Adoration of the Magi, Cristóbal de Villalpando

Otherworldly Gallery
Adoration of the Magi, 1683. Cristóbal de Villalpando.
Office of the President, Fordham University, New York City, USA.

Cristóbal de Villalpando (ca. 1649-1714) was one of the leading painters in New Spain at the end of the 17th century, measured by the number and prestige of the commissions he was awarded. He painted this large biblical scene at the peak of his career.

The painting shows a scene mentioned in the gospel of Matthew when kings, or magi, visit the infant Jesus. In medieval depictions, the three kings often personified the three parts of the known world—Europe, Asia and Africa. Thus Balthazar, one of the kings seen in the center of the painting, is traditionally portrayed as black.

Like other painters of the day, Villalpando turned to engravings of European paintings as inspiration for his work. This particular painting was indebted to Peter Paul Rubens’ works of the same title, which were engraved in the first half of the 17th century. Villalpando’s distinctive stylistic trademarks are clearly visible, like the tapering fingers of his subjects, which almost end in a point.

Seventeenth- and eighteenth-century viewers would have been quite familiar with the scene, not only through its numerous representations in narrative paintings, but also through performances of religious plays, where the visit of the Magi would be reenacted. On the Epiphany, the Church holiday marking the event that falls after Christmas, priests would also deliver sermons about the kings’ visit to the infant Jesus. Paintings like this one not only reinforced in viewers’ minds the great narratives of the Church, they also gave viewers an opportunity to imagine themselves as witnesses to divine events, akin to the multi-ethnic group that Villalpando crowds into the left side of the painting. One of the figures may be a self-portrait of the artist.

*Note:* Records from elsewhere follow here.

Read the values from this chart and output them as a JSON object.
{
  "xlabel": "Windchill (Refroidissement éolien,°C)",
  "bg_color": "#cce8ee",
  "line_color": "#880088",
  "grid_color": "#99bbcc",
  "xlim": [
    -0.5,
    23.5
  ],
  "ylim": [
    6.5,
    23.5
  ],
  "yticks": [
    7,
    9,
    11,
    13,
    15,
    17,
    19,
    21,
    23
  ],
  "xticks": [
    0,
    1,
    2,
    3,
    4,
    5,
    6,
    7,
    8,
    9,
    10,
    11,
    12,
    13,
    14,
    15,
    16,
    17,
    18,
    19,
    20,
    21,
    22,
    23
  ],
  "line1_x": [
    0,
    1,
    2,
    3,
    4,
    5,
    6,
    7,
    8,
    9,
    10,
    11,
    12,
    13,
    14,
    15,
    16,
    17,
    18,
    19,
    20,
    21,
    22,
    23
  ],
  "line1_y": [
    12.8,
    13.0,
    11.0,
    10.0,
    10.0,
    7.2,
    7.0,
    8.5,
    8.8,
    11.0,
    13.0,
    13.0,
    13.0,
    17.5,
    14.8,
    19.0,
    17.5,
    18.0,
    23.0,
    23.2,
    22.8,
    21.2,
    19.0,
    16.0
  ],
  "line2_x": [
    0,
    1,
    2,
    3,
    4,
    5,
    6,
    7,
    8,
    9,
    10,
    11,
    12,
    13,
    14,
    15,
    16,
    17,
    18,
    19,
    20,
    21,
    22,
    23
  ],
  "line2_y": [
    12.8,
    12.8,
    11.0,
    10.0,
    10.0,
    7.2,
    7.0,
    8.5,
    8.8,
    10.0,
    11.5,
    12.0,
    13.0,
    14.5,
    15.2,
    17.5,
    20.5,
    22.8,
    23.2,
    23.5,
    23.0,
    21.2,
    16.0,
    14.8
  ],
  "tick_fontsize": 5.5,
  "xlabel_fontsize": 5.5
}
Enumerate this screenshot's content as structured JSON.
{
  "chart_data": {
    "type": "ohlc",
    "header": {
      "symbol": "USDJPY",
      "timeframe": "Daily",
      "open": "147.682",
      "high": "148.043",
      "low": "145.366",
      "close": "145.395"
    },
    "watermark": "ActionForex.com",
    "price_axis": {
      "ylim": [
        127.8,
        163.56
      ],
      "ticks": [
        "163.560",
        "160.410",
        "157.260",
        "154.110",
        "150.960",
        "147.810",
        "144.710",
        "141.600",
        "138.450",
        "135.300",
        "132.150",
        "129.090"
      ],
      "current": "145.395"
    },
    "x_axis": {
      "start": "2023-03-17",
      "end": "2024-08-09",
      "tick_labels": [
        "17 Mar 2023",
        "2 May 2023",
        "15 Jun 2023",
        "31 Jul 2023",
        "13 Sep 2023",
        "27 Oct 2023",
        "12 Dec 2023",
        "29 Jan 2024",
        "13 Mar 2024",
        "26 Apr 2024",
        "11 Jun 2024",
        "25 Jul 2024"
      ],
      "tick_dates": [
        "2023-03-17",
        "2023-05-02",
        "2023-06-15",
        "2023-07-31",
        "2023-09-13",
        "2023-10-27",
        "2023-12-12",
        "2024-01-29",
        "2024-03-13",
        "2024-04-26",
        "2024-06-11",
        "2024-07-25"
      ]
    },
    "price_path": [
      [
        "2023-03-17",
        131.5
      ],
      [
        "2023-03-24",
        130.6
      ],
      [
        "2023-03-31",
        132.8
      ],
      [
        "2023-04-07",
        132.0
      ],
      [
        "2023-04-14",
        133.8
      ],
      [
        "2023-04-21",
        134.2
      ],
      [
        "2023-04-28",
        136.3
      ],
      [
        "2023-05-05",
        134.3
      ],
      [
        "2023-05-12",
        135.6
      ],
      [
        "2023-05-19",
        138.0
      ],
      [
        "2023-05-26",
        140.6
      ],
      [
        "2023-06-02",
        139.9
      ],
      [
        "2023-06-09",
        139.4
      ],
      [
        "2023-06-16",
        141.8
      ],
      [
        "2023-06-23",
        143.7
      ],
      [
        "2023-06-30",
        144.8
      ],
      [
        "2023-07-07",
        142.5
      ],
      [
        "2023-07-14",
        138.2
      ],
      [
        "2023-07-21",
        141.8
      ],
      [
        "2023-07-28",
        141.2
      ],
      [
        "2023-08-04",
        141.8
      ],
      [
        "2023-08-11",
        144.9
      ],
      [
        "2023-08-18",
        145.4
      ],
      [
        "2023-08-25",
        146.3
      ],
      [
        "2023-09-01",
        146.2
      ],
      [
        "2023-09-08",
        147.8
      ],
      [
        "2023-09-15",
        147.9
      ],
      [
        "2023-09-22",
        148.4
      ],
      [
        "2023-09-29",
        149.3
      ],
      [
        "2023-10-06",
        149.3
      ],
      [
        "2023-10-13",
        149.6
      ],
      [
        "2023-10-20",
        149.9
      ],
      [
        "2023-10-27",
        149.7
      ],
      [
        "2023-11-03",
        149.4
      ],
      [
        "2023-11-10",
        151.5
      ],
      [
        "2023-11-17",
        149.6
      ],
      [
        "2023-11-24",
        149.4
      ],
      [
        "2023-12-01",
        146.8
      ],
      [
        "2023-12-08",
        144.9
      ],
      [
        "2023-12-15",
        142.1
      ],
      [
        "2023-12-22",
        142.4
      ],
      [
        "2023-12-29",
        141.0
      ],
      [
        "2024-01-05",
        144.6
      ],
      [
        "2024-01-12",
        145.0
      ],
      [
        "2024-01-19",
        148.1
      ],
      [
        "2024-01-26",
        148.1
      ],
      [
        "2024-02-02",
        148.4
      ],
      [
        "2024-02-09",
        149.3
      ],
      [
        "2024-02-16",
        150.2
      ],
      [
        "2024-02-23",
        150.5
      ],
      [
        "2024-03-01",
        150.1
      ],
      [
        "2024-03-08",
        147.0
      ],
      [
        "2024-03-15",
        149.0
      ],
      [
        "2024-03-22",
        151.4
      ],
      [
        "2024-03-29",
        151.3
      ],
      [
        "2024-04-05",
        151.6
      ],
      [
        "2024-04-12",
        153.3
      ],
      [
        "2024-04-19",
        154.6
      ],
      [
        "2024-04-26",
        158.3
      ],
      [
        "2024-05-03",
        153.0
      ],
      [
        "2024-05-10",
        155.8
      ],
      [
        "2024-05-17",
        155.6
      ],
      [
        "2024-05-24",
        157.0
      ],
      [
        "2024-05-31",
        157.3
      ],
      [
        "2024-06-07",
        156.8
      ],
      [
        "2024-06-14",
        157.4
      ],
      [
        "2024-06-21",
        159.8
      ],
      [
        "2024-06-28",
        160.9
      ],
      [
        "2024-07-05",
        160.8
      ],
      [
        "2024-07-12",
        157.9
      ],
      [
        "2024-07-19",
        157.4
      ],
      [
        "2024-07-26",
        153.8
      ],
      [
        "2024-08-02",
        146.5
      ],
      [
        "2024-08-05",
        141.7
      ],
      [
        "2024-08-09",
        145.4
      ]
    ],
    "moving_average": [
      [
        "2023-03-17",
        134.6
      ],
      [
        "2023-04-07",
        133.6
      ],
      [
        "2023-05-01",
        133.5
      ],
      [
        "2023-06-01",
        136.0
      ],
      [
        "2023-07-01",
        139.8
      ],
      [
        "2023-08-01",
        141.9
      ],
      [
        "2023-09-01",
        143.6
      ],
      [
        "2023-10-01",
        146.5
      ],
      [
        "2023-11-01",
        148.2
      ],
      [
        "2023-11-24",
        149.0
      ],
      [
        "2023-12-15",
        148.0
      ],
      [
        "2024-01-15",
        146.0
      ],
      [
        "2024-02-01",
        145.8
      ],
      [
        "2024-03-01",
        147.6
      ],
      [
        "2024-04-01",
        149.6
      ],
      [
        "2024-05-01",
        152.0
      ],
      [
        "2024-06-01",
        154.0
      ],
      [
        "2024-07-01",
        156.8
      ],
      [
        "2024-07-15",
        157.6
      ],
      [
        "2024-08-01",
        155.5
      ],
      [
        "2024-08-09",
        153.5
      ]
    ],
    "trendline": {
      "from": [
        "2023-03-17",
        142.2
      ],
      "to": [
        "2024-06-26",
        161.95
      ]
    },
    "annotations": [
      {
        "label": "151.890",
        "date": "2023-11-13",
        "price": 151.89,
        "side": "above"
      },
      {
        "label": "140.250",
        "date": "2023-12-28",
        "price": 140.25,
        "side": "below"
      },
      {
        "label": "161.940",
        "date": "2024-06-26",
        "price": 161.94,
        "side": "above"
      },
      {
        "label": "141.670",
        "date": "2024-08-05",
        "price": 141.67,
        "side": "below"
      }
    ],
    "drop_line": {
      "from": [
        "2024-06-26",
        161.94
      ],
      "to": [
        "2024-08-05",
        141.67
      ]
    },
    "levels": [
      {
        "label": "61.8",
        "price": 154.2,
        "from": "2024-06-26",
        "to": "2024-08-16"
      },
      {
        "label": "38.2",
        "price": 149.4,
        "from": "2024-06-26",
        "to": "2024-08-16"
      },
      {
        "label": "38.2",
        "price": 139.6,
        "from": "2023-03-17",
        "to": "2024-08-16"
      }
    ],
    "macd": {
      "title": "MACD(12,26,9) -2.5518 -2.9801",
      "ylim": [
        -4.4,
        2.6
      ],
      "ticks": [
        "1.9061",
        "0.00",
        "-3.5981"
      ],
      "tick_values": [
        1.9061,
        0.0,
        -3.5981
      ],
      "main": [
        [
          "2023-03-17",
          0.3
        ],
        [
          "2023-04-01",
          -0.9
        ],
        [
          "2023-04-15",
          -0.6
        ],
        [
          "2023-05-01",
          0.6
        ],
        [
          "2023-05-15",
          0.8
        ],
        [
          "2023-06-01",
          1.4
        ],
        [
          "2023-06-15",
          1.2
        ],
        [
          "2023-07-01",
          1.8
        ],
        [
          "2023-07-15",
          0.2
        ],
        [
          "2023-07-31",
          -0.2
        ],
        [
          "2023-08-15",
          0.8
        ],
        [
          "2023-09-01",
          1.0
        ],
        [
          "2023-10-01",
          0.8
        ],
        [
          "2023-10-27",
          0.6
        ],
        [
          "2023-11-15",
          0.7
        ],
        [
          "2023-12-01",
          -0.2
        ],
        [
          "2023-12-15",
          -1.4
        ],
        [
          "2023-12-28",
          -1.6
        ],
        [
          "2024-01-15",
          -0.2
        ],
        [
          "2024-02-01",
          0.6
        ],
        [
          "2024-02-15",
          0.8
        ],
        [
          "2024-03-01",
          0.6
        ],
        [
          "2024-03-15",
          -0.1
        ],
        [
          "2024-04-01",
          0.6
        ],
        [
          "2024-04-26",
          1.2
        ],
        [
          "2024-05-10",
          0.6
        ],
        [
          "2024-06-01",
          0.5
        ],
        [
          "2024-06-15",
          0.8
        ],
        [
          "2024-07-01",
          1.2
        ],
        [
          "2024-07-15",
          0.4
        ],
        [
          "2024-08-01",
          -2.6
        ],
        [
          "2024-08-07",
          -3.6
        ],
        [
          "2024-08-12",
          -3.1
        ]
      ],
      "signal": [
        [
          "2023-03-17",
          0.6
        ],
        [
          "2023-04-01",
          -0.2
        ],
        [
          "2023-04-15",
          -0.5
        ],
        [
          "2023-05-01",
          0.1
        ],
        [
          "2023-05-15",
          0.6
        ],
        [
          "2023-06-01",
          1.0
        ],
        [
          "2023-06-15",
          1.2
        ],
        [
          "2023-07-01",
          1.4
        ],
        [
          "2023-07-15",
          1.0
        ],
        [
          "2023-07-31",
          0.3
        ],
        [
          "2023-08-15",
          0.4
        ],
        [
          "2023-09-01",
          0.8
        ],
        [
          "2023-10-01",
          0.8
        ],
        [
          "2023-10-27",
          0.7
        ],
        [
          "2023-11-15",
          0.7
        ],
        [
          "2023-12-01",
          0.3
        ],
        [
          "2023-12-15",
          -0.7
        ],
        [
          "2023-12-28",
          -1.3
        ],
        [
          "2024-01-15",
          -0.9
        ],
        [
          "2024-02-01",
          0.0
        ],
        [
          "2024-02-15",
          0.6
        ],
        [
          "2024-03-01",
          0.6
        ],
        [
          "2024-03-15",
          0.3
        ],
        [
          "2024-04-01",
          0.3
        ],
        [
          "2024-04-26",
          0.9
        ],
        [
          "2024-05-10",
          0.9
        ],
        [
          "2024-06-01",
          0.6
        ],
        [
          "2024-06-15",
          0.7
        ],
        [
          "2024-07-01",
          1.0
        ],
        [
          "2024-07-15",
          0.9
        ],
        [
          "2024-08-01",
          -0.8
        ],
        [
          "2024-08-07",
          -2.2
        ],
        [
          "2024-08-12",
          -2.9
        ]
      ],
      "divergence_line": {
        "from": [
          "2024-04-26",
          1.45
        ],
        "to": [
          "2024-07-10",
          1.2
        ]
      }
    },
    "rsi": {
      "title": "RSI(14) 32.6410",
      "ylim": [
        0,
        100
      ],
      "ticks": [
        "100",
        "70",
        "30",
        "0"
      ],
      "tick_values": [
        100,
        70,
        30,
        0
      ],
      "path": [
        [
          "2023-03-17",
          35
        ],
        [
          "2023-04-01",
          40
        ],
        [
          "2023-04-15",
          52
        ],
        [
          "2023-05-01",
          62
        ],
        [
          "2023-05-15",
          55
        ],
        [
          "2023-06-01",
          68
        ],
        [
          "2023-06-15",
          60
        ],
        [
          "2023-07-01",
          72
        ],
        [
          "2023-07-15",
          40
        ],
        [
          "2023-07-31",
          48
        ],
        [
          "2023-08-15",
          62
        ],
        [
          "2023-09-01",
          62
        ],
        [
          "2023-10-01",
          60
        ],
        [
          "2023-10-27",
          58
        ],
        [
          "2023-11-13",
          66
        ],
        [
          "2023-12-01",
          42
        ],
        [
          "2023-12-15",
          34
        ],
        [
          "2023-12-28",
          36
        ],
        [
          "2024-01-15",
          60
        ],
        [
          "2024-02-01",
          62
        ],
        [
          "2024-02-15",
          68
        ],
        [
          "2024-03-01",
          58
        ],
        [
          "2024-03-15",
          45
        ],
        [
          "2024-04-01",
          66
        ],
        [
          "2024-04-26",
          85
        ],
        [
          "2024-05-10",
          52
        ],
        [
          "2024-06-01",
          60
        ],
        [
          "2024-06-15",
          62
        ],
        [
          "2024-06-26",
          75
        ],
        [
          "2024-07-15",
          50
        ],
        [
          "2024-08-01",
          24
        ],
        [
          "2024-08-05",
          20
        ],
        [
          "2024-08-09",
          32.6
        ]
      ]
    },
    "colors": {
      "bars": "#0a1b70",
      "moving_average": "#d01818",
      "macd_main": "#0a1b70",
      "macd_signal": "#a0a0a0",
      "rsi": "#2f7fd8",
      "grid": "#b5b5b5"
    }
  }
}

While the original location of this painting is unknown, the large painting seems to have been brought to the United States by members of the Jesuit order who traveled to Mexico in the late 19th century on a “begging tour.” At that time, the baroque style of this painting was out of fashion in Mexico, and it may have been a kind of cast-off given to the US Jesuits. They installed it in their university in the Bronx, in whose collection it remains today.

Gutiérrez Haces, Juana et al. 1997. Cristóbal de Villalpando, ca. 1649-1714. Mexico City: Fomento Cultural Banamex, Instituto de Investigaciones Estéticas, Universidad Nacional Autónoma de México.

Mundy, Barbara E. and Aaron Hyman. “Out of the Shadow of Vasari: Towards a New Model of the ‘Artist’ in Colonial Latin America.” Colonial Latin American Review 24, no. 3 (Winter 2016), pp. 283-317.

Soberón, Arturo. 1997. Cristóbal de Villalpando: el pincel bien temperado. Mexico City: Consejo Nacional Para la Cultura.